When is the peak of movies after an influential event?
Now we ask ourselves how long does it take for an event to reach its peak influence of the movie industry. We therefore define latency to be the first year after the event where the similarity fraction of that year is greater than the largest year before the event. The latency is not defined if no such year exist. Latency should serve as a simple and interpretable metric for defining time to peak influence.

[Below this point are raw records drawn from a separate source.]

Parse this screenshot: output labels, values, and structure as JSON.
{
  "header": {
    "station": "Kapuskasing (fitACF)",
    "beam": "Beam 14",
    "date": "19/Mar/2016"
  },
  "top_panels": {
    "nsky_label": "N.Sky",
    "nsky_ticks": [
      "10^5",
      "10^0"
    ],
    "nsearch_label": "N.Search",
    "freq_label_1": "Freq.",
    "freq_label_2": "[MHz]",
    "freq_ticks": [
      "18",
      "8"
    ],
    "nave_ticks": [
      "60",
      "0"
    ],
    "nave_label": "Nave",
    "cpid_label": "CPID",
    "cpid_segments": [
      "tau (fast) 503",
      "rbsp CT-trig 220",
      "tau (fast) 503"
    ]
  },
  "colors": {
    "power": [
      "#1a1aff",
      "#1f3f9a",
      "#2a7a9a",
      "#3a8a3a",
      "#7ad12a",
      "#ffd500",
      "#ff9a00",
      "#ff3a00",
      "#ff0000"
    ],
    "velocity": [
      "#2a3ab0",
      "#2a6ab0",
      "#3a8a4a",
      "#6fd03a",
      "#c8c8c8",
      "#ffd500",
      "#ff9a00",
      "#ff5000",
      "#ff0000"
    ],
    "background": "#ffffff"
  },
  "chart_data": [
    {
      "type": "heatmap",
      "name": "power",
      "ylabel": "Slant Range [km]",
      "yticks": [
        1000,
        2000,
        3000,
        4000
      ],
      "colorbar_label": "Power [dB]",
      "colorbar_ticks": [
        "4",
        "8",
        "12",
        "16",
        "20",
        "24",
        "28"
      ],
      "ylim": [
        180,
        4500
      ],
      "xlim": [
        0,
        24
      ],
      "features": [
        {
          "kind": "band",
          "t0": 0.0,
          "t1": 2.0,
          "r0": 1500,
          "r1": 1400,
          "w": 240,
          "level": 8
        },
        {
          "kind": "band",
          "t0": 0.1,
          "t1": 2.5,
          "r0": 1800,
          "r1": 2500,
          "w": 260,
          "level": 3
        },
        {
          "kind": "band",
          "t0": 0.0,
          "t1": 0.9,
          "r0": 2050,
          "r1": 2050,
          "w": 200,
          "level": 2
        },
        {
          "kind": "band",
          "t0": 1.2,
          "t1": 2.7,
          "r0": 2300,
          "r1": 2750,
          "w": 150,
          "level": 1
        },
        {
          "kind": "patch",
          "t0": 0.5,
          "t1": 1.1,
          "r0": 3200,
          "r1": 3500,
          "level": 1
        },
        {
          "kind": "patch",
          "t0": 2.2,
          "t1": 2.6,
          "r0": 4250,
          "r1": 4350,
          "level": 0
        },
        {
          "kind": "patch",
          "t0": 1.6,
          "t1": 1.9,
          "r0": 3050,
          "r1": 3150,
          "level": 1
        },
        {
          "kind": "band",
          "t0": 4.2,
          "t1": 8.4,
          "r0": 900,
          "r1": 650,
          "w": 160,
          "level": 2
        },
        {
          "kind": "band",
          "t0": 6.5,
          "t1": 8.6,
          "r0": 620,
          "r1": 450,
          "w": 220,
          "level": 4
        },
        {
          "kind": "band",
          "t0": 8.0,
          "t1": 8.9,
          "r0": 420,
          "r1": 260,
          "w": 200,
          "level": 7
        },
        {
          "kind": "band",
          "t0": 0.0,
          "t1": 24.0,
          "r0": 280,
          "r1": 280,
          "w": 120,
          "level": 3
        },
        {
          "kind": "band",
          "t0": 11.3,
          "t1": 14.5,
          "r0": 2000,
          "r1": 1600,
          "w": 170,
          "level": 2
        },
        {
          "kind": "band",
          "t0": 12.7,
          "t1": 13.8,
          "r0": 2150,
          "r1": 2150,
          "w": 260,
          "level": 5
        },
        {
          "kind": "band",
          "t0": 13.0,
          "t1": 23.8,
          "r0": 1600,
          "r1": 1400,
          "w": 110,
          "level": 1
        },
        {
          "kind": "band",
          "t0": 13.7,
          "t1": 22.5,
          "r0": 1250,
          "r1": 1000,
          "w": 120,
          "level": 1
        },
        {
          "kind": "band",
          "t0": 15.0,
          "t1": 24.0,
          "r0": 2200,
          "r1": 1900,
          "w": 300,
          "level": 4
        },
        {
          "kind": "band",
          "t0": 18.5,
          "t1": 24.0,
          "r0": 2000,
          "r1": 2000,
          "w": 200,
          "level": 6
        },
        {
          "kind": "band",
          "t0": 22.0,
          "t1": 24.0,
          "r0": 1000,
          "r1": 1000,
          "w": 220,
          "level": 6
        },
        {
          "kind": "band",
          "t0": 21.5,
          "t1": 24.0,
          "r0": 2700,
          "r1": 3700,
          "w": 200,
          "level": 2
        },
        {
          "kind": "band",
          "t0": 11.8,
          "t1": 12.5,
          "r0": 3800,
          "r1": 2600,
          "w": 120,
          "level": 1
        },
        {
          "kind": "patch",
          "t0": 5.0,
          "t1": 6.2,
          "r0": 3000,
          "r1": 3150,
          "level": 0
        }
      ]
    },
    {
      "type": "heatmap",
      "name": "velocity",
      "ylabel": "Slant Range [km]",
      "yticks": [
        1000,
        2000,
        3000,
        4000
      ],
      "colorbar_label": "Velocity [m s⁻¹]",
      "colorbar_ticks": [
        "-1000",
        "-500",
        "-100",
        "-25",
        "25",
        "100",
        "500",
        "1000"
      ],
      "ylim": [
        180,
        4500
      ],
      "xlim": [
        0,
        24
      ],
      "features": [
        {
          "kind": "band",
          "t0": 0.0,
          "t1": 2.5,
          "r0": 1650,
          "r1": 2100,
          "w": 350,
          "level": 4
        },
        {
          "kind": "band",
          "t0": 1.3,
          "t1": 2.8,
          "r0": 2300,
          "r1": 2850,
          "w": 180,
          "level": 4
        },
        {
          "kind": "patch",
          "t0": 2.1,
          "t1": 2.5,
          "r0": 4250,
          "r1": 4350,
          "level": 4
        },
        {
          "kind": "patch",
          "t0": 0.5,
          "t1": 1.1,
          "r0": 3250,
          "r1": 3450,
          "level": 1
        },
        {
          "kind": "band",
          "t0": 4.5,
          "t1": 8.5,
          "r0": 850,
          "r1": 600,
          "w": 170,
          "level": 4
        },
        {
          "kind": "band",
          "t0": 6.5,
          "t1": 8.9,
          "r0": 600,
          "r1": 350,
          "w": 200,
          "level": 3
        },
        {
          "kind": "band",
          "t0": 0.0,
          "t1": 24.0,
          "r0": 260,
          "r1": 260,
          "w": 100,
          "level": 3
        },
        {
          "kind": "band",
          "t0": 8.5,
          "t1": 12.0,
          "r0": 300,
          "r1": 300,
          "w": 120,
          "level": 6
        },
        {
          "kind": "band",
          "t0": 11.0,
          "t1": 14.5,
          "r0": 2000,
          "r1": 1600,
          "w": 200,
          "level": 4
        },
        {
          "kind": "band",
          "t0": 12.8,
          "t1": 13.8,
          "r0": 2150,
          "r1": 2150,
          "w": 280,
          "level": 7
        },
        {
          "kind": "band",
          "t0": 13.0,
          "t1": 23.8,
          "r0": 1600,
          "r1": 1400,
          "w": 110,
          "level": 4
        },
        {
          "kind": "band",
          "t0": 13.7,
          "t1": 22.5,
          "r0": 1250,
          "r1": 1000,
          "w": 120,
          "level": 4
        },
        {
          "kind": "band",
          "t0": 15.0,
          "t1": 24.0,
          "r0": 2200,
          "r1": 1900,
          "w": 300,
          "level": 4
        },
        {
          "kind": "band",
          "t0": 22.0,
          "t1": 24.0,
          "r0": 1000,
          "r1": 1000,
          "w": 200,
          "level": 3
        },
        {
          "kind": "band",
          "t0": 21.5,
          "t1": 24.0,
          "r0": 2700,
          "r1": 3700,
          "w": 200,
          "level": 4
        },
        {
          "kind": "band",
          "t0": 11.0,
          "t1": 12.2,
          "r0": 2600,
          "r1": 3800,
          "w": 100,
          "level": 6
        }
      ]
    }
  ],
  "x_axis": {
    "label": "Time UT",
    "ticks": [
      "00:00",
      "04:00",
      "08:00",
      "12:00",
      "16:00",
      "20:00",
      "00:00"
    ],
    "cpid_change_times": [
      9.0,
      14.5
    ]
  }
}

We find that the latency is defined for 16 out of 23 events (see table below). The average latency is 16.2 years and the median 16 years. Although it’s difficult to know for sure since we have limited data, but it looks like the results can be charactericed by two distinct groups. The first where the movie industry is quickly influenced by the event (the first events with latencies between 1-4 years), and the second where it ranges from 13-44 years.
latency | |
---|---|
Pearl Harbor | 1 |
Atomic Bombing Of Hiroshima And Nagasaki | 2 |
The Truman Doctrine Is Announced | 2 |
The Marshall Plan Is Implemented To Assist Post-War Europe | 3 |
The Korean War | 4 |
Brown v. Board of Education of Topeka | 4 |
The Warsaw Pact Is Signed | 13 |
Sputnik Is Launched | 16 |
China Begins The Great Leap Forward | 16 |
President Kennedy Is Assassinated | 16 |
Civil Rights Act Is Passed | 16 |
Apollo 13 | 17 |
The Iranian Revolution Happens | 22 |
John Hinckley Jr Attempts To Assassinate Reagan | 23 |
The War In The Falkland Islands Begins | 25 |
The Berlin Wall Falls | 28 |
Nelson Mandela Is Released From Prison | 40 |
Apartheid Ends | 44 |
How are historical events and concepts perceived through movies ?
Our perceptions of past events change as time goes on. By doing a sentiment analysis on the plots of movies about these events, we can see how events and concepts are viewed differently over time through the lens of film. Here, we can see that globally movie plots have been generally negative, and becoming slightly more negative over time.
Here we present 3 examples to show how events are viewed differently over time.
1. We select movie plots most similar (similarity score > 0.8) to the wikipedia article of the Berlin Wall (general, which focuses on its construction) and the Fall of Berlin Wall, we see that the two events are perceived differently. Although both events are perceived as negative, the Fall Of Berlin Wall has a more positive sentiment score and a faster increasing slope. This corresponds to the more postive perception of Berlin Wall’s Fall and the end of the Cold War.
2. We compare the sentiments towards two wars with many similar characteristics. Both the Korean War and the Vietnam War started in the 1950s, with the United States combatting overseas in Asia against communist forces. Both wars ended with unsatisfactory results from the U.S. perspective. The Korean War ended with an armistice, and the Vietnam war ended with a U.S. defeat. It’s reasonable that the two wars exhibit similar negative sentiments (-0.47 and -0.62). This particularly obvious when compared to the Falklands War between Argentina and the U.K. in the 1980s, which also had a cultural impact.